The snack bar appears decorated with “polychrome patterns and frozen by volcanic ash”. It was partially exhumed last year, but the team of archaeologists extended work on the site to reveal it in its full glory, the outlet mentions.
It is known that Pompeii was once buried in ash when the nearby Mount Vesuvius erupted in 79 AD, killing many of its residents — between 2,000 and 15,000 people — making it a ghost town. But archaeologists have, over the years, continued to make discoveries here.
The Guardian report further states that the Thermopolium of Regio V — exhumed at what used to be busy intersection of Silver Wedding Street and Alley of Balconies — was the Roman-era equivalent of a fast-food snack stall.
In its current stage, archaeologists have uncovered a number of still life scenes, including depictions of animals, which are believed to have been on the menu — like mallard ducks and a rooster — perhaps to be served with wine or hot beverages.
Sharing a few pictures on his Instagram account, Massimo Osanna, the Director General of National Museums at the Ministry of Cultural Heritage and Activities, and Director of Pompeii, wrote: “The first analyses confirm that the paintings on the counter depict, at least in part, the foodstuffs and drinks which were actually sold inside the Thermopolium. The paintings on the counter include two mallard ducks, and indeed a fragment of duck bone was in fact found inside one of the containers, alongside swine, goats, fish and land snails, indicating the great variety of products of animal origin used in the preparation of the dishes. (sic)”
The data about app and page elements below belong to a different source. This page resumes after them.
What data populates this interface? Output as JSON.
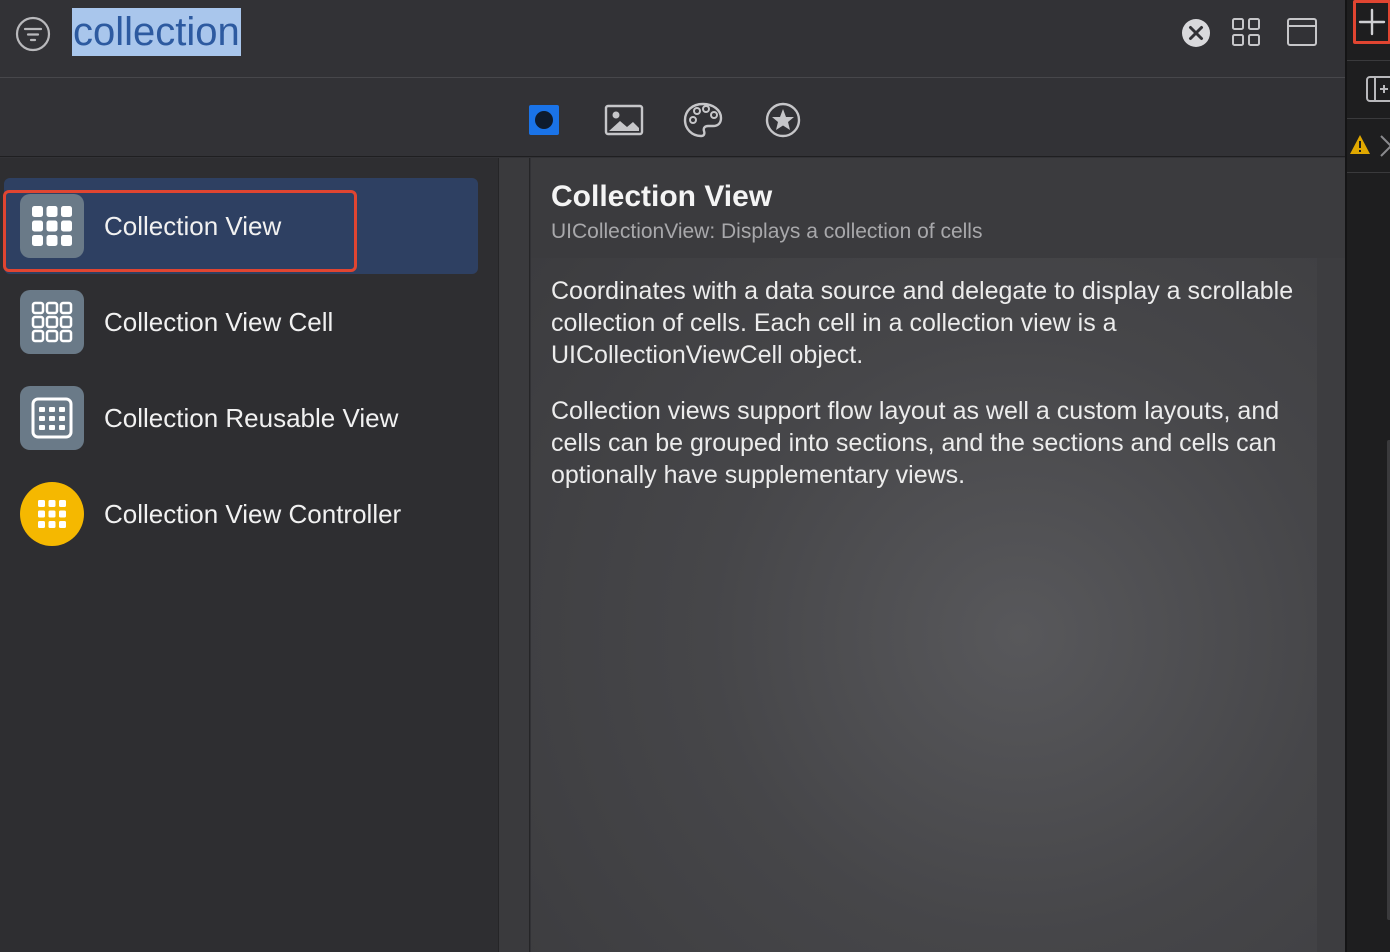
{
  "search": {
    "query": "collection"
  },
  "tabs": [
    {
      "name": "objects",
      "icon": "objects-icon",
      "selected": true
    },
    {
      "name": "media",
      "icon": "image-icon",
      "selected": false
    },
    {
      "name": "colors",
      "icon": "palette-icon",
      "selected": false
    },
    {
      "name": "favorites",
      "icon": "star-icon",
      "selected": false
    }
  ],
  "items": [
    {
      "label": "Collection View",
      "icon": "grid-icon",
      "selected": true
    },
    {
      "label": "Collection View Cell",
      "icon": "cell-grid-icon",
      "selected": false
    },
    {
      "label": "Collection Reusable View",
      "icon": "reusable-view-icon",
      "selected": false
    },
    {
      "label": "Collection View Controller",
      "icon": "controller-icon",
      "selected": false
    }
  ],
  "detail": {
    "title": "Collection View",
    "subtitle": "UICollectionView: Displays a collection of cells",
    "paragraph1": "Coordinates with a data source and delegate to display a scrollable collection of cells. Each cell in a collection view is a UICollectionViewCell object.",
    "paragraph2": "Collection views support flow layout as well a custom layouts, and cells can be grouped into sections, and the sections and cells can optionally have supplementary views."
  },
  "colors": {
    "accent": "#1a73e8",
    "highlight": "#e04531",
    "selection": "#2e4062",
    "controller_icon": "#f5b800"
  }
}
Amphorae, a water tower and a fountain, were also found along with human remains, including those of a man believed to have been about 50 and discovered near a child’s bed, the report states. “The counter seems to have been closed in a hurry and abandoned by its owners but it is possible that someone, perhaps the oldest man, stayed behind and perished during the first phase of the eruption,” Osanna was quoted as telling Ansa news agency.